Hypothesis

Transient senescent fibroblasts secrete a heparan sulfate (HS)-bound isoform of PDGF-AA that creates a stable, gradient‑rich microenvironment essential for recruiting myeloid progenitors and organizing extracellular matrix ( ECM ) remodeling during acute wound healing. Chronic senescent fibroblasts lose HS chain polymerization due to upregulation of heparanase and downregulation of the HS biosynthetic enzyme Ext1, shifting PDGF-AA secretion to a free, diffusible form that fails to establish spatial cues, thereby driving disordered inflammation and fibrosis. Selective inhibition of heparanase or restoration of Ext1 activity in chronically senescent cells should preserve the beneficial HS‑PDGF‑AA gradient while attenuating the pathological SASP, allowing discrimination between chaperone and witness populations.

Mechanistic Rationale

1. HS‑PDGF‑AA as a spatial organizer – HS proteoglycans sequester specific growth factor isoforms, converting soluble signals into immobilized gradients that guide cell migration and polarization. Transient senescent fibroblasts, enriched for developmental programs [2], likely upregulate Ext2/Ext1 to produce long HS chains that bind PDGF‑AA with high affinity, presenting it to CXCR4^+ myeloid progenitors and facilitating precise angiogenic sprouting. This matches observations that exogenous PDGF‑AA rescues senescence‑free wounds only when delivered in a matrix‑bound format [3].

2. Loss of HS remodeling in chronic senescence – Persistent senescent cells exhibit a pro‑inflammatory SASP rich in heparanase (HPSE) and matrix metalloproteinases that cleave HS chains [4,5]. HS truncation reduces PDGF‑AA binding affinity, releasing the cytokine into the soluble phase. Soluble PDGF‑AA then activates PDGFRβ on resident fibroblasts in a non‑gradient manner, promoting myofibroblast differentiation and perivascular fibrosis, as seen when liver sinusoidal endothelial senescent cells are continuously cleared [5].

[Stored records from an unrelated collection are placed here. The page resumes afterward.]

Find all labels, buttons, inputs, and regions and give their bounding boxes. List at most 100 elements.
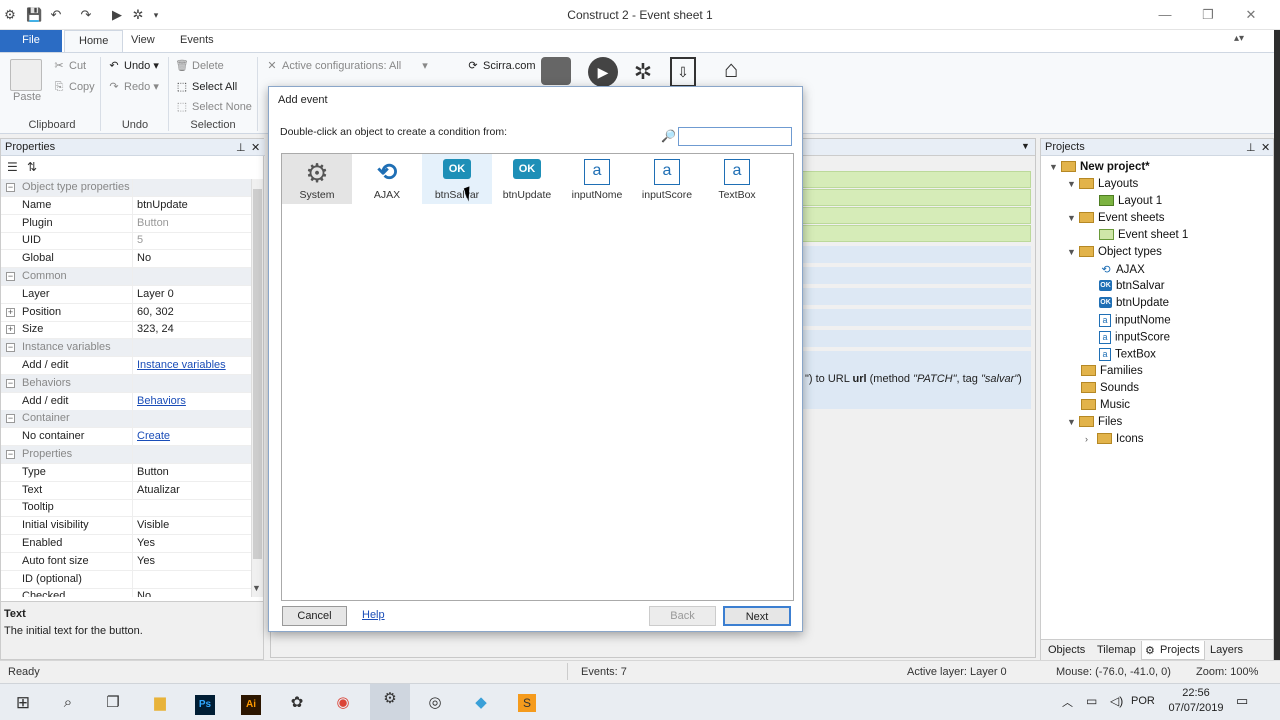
collapse-icon[interactable]: ▼ <box>1067 213 1079 223</box>
property-value[interactable]: 5 <box>137 232 143 249</box>
scirra-link-button[interactable]: ⟳ Scirra.com <box>466 59 535 73</box>
tree-object-btnupdate[interactable]: OK btnUpdate <box>1099 297 1169 309</box>
property-value[interactable]: Button <box>137 464 169 481</box>
paste-button[interactable]: Paste <box>13 91 41 103</box>
property-value[interactable]: Visible <box>137 517 169 534</box>
run-layout-icon[interactable]: ▶ <box>588 57 618 87</box>
property-link[interactable]: Instance variables <box>137 357 226 374</box>
tree-files[interactable]: ▼ Files <box>1067 416 1122 428</box>
search-input[interactable] <box>678 127 792 146</box>
tree-layout-1[interactable]: Layout 1 <box>1099 195 1162 207</box>
collapse-icon[interactable]: ▼ <box>1067 247 1079 257</box>
collapse-icon[interactable]: ▼ <box>1067 417 1079 427</box>
tree-icons[interactable]: › Icons <box>1085 433 1144 445</box>
property-row[interactable]: Checked No <box>1 588 251 597</box>
property-row[interactable]: Global No <box>1 250 251 269</box>
property-link[interactable]: Behaviors <box>137 393 186 410</box>
property-value[interactable]: Yes <box>137 535 155 552</box>
property-category[interactable]: − Instance variables <box>1 339 251 358</box>
property-value[interactable]: Atualizar <box>137 482 180 499</box>
property-row[interactable]: Initial visibility Visible <box>1 517 251 536</box>
object-inputscore[interactable]: a inputScore <box>632 154 702 204</box>
property-row[interactable]: + Position 60, 302 <box>1 304 251 322</box>
object-system[interactable]: ⚙ System <box>282 154 352 204</box>
property-row[interactable]: UID 5 <box>1 232 251 251</box>
notification-icon[interactable]: ▭ <box>1236 693 1248 709</box>
property-link[interactable]: Create <box>137 428 170 445</box>
tree-families[interactable]: Families <box>1081 365 1143 377</box>
property-category[interactable]: − Container <box>1 410 251 429</box>
active-config-dropdown[interactable]: ✕ Active configurations: All ▾ <box>265 59 427 73</box>
tree-object-types[interactable]: ▼ Object types <box>1067 246 1162 258</box>
collapse-icon[interactable]: − <box>6 343 15 353</box>
object-ajax[interactable]: ⟲ AJAX <box>352 154 422 204</box>
object-inputnome[interactable]: a inputNome <box>562 154 632 204</box>
app-icon[interactable]: ✿ <box>282 688 312 718</box>
property-value[interactable]: 60, 302 <box>137 304 174 321</box>
file-explorer-icon[interactable]: ▆ <box>145 688 175 718</box>
language-indicator[interactable]: POR <box>1131 695 1155 707</box>
property-row[interactable]: Add / edit Behaviors <box>1 393 251 411</box>
pin-icon[interactable]: ⊥ <box>1246 141 1256 154</box>
help-link[interactable]: Help <box>362 609 385 621</box>
property-row[interactable]: + Size 323, 24 <box>1 321 251 340</box>
property-row[interactable]: No container Create <box>1 428 251 447</box>
tree-music[interactable]: Music <box>1081 399 1130 411</box>
property-row[interactable]: Layer Layer 0 <box>1 286 251 304</box>
expand-icon[interactable]: + <box>6 307 15 317</box>
close-panel-icon[interactable]: ✕ <box>1261 141 1270 154</box>
property-category[interactable]: − Behaviors <box>1 374 251 393</box>
app-icon[interactable]: ◆ <box>466 688 496 718</box>
object-textbox[interactable]: a TextBox <box>702 154 772 204</box>
scroll-down-icon[interactable]: ▼ <box>252 583 261 593</box>
tree-event-sheets[interactable]: ▼ Event sheets <box>1067 212 1164 224</box>
tree-root[interactable]: ▼ New project* <box>1049 161 1150 173</box>
property-row[interactable]: Type Button <box>1 464 251 482</box>
obs-icon[interactable]: ◎ <box>420 688 450 718</box>
property-scrollbar[interactable]: ▼ <box>251 179 263 597</box>
property-value[interactable]: 323, 24 <box>137 321 174 338</box>
property-value[interactable]: btnUpdate <box>137 197 188 214</box>
property-value[interactable]: No <box>137 588 151 597</box>
minimize-button[interactable]: — <box>1150 5 1180 25</box>
collapse-icon[interactable]: ▼ <box>1067 179 1079 189</box>
delete-button[interactable]: 🗑 Delete <box>175 59 224 73</box>
chevron-down-icon[interactable]: ▼ <box>1021 141 1030 151</box>
paste-icon[interactable] <box>10 59 42 91</box>
property-row[interactable]: Auto font size Yes <box>1 553 251 571</box>
tree-event-sheet-1[interactable]: Event sheet 1 <box>1099 229 1188 241</box>
close-window-button[interactable]: ✕ <box>1236 5 1266 25</box>
property-row[interactable]: ID (optional) <box>1 571 251 589</box>
tab-layers[interactable]: Layers <box>1210 644 1243 656</box>
select-all-button[interactable]: ⬚ Select All <box>175 80 237 94</box>
clock-time[interactable]: 22:56 <box>1164 687 1228 699</box>
debug-bug-icon[interactable]: ✲ <box>628 57 658 87</box>
tree-sounds[interactable]: Sounds <box>1081 382 1139 394</box>
property-value[interactable]: Yes <box>137 553 155 570</box>
cut-button[interactable]: ✂ Cut <box>52 59 86 73</box>
home-icon[interactable]: ⌂ <box>716 55 746 85</box>
property-value[interactable]: No <box>137 250 151 267</box>
close-panel-icon[interactable]: ✕ <box>251 141 260 154</box>
store-icon[interactable] <box>541 57 571 85</box>
property-row[interactable]: Tooltip <box>1 499 251 518</box>
ribbon-scroll-icon[interactable]: ▴▾ <box>1234 33 1244 44</box>
clock-date[interactable]: 07/07/2019 <box>1164 702 1228 714</box>
property-row[interactable]: Add / edit Instance variables <box>1 357 251 375</box>
property-category[interactable]: − Common <box>1 268 251 286</box>
next-button[interactable]: Next <box>723 606 791 626</box>
redo-button[interactable]: ↷ Redo ▾ <box>107 80 158 94</box>
tray-chevron-icon[interactable]: ︿ <box>1062 694 1073 710</box>
object-btnsalvar[interactable]: OK btnSalvar <box>422 154 492 204</box>
photoshop-icon[interactable]: Ps <box>190 688 220 718</box>
tree-object-btnsalvar[interactable]: OK btnSalvar <box>1099 280 1165 292</box>
tab-events[interactable]: Events <box>166 30 228 52</box>
tree-object-ajax[interactable]: ⟲ AJAX <box>1099 263 1144 277</box>
windows-start-icon[interactable]: ⊞ <box>8 688 38 718</box>
property-row[interactable]: Plugin Button <box>1 215 251 233</box>
undo-button[interactable]: ↶ Undo ▾ <box>107 59 158 73</box>
back-button[interactable]: Back <box>649 606 716 626</box>
export-icon[interactable]: ⇩ <box>670 57 696 87</box>
property-row[interactable]: Name btnUpdate <box>1 197 251 215</box>
cancel-button[interactable]: Cancel <box>282 606 347 626</box>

3. Functional consequence – The HS‑bound PDGF‑AA gradient sustains a transient, self‑limiting recruitment of immune cells that clear debris and then depart, whereas the soluble form creates a chronic, autocrine loop that maintains fibroblast activation and sustains NF‑κB‑driven SASP, converting the senescent cell from a chaperone into a witness.

Testable Predictions

• Prediction 1: In murine excisional wounds collected at 4‑7 days post‑injury (transient senescence peak), PDGF‑AA will co‑immunoprecipitate with HS chains of >50 kDa, whereas at >14 days (chronic senescence) PDGF‑AA will be predominantly free in wound fluid. This can be measured by HS‑affinity pull‑down followed by ELISA for PDGF‑AA [1,3].
• Prediction 2: Genetic deletion of Ext1 specifically in fibroblasts (using Fsp1‑Cre) will phenocopy chronic senescence: wounds will show delayed closure, increased soluble PDGF‑AA, and elevated collagen deposition despite normal p16^INK4a^+ cell numbers.
• Prediction 3: Pharmacological inhibition of heparanase (e.g., with PI‑88) administered after day 7 will restore HS‑PDGF‑AA complexes, reduce soluble PDGF‑AA, improve re‑epithelialization, and limit fibrosis without reducing total senescent cell burden.
• Prediction 4: Single‑cell RNA‑seq coupled with spatial transcriptomics of wound edges will reveal a transient senescent fibroblast cluster expressing high Ext1, Hspg2, and Pdgfa, whereas a chronic cluster will show high Hpse, Mmp9, and low Hspg2.

Falsifiability

If HS‑PDGF‑AA gradient formation is not differentially regulated between transient and chronic senescent fibroblasts—for example, if HS chain length and PDGF‑AA binding remain unchanged across time points, or if Ext1/heparanase manipulation fails to shift the balance between soluble and bound PDGF‑AA without affecting senescence markers—the hypothesis would be falsified. Similarly, if heparanase inhibition does not ameliorate fibrosis or restore wound healing despite normalizing HS‑PDGF‑AA levels, the proposed mechanistic link would be refuted.

Implications

This framework refines the senolytic paradigm: instead of indiscriminate p16^INK4a^+ clearance, targeting the HS‑PDGF‑AA axis could selectively silence the pathological SASP of chronic senescent witnesses while preserving the regenerative chaperone function of transient senescent cells, thereby avoiding collateral damage to tissue repair.